Kim Jong-un bans hotdogs for North Koreans, cooking them an act of treason

Authored by nzherald.co.nz and submitted by bobongboi

Kim Jong Un has banned hotdogs from being cooked or sold in North Korea. Photo / Korean Central News Agency

North Korean dictator Kim Jong-un is known for his intense crackdowns on its citizens in everyday life and now a popular food item has been banned.

According to reports, Kim has banned North Koreans from eating hotdogs as part of a crackdown on Western culture slowly oozing its way into the hermit nation.

The hotdog has grown in popularity in South Korea, and Kim has sinced declared that serving sausages is now an act of treason against North Korea.

It is claimed that people caught cooking or selling hotdogs could find themselves arrested and sentenced to hard labour in their infamous labour camps.

Hotdogs aren’t the only food to be the subject of a brutal crackdown.

mPORTZER on January 6th, 2025 at 15:48 UTC »

Do you really think that happened? Like if you dig deep, you believe this?

SEND_ME_CSGO-SKINS on January 6th, 2025 at 15:42 UTC »

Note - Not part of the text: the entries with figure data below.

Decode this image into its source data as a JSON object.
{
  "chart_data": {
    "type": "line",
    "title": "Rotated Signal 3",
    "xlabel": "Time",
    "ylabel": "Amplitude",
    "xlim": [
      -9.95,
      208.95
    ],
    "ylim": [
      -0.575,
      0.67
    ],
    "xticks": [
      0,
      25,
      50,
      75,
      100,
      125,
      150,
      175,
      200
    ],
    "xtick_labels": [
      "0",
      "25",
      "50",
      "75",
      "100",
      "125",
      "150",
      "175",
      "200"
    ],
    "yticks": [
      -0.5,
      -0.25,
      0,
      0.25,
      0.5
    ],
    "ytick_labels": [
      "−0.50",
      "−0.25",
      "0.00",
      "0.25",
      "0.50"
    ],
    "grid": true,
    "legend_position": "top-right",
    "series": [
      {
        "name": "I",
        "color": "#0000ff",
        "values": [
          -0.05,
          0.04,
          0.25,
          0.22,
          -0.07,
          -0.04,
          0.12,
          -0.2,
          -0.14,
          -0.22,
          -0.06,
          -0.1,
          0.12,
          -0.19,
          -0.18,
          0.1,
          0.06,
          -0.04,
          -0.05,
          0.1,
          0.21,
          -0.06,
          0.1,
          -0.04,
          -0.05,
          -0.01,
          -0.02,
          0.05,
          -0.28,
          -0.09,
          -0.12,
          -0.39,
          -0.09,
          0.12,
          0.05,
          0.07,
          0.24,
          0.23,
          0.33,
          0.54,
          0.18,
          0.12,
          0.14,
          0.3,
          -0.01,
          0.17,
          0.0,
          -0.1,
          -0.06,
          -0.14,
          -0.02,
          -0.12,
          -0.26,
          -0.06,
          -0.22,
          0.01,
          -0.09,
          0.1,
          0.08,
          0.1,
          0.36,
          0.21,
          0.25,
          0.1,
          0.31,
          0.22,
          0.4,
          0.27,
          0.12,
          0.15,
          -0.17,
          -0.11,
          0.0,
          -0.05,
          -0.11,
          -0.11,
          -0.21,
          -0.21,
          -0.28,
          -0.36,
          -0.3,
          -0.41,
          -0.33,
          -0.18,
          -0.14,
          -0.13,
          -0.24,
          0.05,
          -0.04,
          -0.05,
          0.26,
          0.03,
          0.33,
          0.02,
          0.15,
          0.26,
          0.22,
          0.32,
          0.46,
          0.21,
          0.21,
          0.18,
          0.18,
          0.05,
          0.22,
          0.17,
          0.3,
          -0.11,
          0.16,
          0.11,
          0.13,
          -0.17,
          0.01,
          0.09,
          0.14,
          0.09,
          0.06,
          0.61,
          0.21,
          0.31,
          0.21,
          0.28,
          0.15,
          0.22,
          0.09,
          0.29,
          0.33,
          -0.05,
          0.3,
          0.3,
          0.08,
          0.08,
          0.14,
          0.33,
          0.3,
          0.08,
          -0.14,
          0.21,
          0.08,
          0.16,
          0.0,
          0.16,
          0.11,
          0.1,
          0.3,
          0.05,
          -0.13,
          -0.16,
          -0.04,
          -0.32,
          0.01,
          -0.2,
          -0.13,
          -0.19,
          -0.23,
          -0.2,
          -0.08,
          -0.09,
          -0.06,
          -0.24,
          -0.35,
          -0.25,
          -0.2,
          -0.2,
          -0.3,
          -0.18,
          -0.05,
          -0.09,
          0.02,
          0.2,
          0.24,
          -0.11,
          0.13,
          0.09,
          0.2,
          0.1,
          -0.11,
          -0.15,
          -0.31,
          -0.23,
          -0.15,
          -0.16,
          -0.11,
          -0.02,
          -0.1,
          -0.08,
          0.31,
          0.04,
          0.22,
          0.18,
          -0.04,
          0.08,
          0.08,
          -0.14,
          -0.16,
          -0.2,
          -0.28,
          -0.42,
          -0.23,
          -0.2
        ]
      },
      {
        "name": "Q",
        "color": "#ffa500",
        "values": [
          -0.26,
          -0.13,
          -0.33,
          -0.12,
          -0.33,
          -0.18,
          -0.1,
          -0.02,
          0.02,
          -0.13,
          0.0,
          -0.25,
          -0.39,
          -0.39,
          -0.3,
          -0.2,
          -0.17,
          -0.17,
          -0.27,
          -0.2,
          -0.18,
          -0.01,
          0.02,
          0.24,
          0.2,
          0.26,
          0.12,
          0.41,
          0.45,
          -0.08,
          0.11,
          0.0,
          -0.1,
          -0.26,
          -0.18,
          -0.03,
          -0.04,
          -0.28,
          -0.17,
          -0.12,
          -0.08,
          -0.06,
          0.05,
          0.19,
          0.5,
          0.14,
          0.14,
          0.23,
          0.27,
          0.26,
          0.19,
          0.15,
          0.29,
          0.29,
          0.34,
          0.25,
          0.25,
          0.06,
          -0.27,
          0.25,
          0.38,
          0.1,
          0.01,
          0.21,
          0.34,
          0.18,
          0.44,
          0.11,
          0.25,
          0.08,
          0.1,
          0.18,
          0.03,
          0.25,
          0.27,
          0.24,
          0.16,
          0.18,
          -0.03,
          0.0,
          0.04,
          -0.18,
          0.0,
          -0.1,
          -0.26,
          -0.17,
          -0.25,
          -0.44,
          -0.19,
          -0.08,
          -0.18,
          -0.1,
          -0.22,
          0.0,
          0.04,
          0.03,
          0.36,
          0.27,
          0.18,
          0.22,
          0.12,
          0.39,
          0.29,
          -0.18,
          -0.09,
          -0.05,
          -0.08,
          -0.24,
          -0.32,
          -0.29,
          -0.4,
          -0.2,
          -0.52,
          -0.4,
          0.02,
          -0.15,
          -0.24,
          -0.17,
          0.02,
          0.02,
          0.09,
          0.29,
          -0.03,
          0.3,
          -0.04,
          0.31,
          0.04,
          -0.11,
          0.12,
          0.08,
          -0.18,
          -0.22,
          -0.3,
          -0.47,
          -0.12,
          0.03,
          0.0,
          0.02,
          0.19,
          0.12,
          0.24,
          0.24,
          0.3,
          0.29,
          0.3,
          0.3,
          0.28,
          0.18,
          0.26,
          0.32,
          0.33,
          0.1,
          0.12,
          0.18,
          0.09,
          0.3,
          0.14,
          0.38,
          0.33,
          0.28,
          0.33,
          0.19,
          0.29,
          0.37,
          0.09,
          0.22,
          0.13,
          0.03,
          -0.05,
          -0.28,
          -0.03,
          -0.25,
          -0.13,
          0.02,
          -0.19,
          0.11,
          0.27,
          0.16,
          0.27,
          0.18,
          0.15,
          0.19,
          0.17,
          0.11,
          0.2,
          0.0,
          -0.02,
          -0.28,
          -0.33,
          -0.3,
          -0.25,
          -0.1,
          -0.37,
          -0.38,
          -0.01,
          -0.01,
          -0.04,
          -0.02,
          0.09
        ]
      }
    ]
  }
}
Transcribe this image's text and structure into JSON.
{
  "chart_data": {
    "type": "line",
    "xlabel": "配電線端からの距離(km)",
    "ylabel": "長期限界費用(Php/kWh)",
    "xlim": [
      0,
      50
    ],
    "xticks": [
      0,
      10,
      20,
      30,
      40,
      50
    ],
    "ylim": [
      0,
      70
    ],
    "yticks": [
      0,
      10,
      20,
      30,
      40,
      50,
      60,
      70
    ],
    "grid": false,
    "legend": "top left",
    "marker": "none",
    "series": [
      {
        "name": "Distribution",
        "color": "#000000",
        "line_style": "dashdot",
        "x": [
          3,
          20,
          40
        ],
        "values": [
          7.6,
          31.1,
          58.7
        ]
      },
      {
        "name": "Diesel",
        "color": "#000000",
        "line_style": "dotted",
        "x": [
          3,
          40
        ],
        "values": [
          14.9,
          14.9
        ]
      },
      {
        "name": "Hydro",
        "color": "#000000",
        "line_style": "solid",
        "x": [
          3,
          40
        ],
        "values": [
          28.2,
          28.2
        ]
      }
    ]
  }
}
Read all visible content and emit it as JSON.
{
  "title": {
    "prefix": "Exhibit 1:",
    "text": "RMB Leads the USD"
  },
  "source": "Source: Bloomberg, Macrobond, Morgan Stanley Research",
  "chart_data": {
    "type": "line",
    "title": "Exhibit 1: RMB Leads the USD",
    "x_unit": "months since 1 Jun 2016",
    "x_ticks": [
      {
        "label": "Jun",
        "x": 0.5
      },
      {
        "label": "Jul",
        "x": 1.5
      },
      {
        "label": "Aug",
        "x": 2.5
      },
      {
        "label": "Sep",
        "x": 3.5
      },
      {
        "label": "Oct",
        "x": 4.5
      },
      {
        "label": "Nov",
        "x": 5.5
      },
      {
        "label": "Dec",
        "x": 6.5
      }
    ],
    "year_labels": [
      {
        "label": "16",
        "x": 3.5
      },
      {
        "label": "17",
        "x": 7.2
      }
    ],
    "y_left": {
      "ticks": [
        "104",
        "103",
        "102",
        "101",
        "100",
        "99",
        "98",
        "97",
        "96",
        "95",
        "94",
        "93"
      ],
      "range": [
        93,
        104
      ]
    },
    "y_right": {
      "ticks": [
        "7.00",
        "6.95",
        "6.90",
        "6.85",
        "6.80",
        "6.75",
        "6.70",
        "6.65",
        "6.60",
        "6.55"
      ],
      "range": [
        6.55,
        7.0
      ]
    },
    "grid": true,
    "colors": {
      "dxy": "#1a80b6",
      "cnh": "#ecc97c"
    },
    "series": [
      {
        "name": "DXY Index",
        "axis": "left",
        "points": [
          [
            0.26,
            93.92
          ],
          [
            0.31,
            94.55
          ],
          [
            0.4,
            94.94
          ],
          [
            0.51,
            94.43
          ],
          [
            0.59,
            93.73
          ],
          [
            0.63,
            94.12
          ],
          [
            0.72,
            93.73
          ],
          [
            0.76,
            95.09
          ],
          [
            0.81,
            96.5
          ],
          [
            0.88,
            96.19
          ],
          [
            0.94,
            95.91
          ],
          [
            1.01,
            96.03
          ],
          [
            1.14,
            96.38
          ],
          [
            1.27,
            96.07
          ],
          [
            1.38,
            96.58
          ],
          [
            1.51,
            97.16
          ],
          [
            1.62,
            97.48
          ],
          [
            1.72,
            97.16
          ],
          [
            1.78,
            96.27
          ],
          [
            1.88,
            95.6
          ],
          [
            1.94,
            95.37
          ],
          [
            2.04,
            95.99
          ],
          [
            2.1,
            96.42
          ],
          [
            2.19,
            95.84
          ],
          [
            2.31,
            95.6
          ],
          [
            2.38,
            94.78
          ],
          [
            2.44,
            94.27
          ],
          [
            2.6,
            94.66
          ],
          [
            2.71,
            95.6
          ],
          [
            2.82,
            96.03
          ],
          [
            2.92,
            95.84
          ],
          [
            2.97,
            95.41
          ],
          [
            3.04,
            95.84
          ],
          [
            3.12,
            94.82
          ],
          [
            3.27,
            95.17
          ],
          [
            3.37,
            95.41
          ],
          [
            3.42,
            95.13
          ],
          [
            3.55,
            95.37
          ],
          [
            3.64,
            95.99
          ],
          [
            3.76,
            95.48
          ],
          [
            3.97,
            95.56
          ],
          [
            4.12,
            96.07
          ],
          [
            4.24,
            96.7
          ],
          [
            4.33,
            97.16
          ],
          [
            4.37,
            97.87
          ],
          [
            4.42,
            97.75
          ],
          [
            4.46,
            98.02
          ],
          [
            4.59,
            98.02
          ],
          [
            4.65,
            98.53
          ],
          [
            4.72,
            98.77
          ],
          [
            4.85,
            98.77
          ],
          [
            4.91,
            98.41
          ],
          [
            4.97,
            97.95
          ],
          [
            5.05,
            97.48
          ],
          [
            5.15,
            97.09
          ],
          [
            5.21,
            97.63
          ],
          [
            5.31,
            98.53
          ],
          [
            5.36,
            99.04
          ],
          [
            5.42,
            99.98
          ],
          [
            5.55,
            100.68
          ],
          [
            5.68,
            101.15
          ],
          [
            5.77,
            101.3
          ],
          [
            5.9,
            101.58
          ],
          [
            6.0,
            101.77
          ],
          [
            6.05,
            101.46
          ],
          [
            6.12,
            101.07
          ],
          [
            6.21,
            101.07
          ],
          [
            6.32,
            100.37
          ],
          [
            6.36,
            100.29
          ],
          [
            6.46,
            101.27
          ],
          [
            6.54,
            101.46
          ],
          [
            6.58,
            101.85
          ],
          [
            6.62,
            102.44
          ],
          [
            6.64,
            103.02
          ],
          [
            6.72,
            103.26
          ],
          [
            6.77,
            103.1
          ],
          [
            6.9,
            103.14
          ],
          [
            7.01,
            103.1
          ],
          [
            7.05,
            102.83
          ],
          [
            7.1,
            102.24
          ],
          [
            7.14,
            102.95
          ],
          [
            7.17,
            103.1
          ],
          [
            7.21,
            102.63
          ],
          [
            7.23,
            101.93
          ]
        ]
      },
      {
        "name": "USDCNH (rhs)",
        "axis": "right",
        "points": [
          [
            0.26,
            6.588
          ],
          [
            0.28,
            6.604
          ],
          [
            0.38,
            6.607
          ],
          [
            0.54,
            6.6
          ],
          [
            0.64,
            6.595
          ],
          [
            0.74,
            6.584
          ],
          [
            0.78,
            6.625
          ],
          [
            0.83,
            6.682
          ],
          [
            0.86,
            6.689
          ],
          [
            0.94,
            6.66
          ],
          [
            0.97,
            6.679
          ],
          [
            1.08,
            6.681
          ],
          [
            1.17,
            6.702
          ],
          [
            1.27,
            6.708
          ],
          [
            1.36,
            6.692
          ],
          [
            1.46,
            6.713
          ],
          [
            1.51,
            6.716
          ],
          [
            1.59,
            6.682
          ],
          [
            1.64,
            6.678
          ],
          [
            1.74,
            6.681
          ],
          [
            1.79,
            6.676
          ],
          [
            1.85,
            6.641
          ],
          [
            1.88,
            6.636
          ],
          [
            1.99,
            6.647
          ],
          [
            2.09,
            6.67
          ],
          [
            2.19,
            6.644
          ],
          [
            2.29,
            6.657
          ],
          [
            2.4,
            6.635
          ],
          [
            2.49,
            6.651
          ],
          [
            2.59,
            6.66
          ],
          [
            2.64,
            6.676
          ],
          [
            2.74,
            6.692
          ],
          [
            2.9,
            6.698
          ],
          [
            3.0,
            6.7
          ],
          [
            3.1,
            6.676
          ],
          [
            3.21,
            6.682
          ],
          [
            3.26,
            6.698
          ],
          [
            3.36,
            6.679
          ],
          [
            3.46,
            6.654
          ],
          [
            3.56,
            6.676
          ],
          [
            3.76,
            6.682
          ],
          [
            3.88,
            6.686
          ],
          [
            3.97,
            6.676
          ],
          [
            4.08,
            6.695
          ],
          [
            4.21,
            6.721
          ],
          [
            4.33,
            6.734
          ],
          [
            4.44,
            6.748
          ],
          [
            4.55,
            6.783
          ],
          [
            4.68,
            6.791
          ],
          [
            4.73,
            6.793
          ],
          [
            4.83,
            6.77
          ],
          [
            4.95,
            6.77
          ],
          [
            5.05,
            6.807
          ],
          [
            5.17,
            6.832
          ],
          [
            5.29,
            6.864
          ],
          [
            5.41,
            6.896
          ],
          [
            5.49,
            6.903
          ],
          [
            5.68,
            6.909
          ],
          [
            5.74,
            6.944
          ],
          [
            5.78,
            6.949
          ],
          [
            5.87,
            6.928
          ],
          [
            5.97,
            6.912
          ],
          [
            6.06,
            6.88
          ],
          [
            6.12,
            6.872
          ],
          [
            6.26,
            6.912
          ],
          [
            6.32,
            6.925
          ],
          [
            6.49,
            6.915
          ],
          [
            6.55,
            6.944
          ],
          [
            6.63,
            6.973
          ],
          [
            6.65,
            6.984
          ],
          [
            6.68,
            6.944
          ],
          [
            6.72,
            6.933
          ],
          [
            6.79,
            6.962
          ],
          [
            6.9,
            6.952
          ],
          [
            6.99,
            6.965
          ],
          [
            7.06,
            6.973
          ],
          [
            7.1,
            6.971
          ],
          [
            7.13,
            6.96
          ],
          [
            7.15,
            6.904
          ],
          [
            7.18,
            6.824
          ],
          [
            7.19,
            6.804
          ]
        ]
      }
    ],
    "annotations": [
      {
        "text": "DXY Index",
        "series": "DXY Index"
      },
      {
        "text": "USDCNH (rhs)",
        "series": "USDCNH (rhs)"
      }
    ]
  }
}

Radio Free Asia slop article. North Korea is bad enough that there’s no reason to make stuff up

EffectiveSalamander on January 6th, 2025 at 15:06 UTC »

Kim has also forbidden the sale of budae-jjigae, a South Korean-American fusion dish made from an umami-rich broth, Korean hot pepper paste, flakes, kimchi, and American Spam, beans, and sausage.

The hotpot dish, which means “army base stew”, contains hotdog meat or spam which has been banned in the North.

The fusion dish appears to have crossed the border into North Korea around 2017, more than 50 years after its creation in the South.

I've never had a chance to try this, but I've seen it on a menu as "All-American Soup." It has it's origins just after the Korean War. Meat was really scarce with the war, and getting Spam or hot dogs was a big deal. I wonder if the North Koreans were getting Spam smuggled across the border of if they were using a North Korean equivalent. I can see why a repressive regime would suppress anything foreign, even something as benign as food. Anything even the slightest bit different is a threat to a dictator's control of the populace.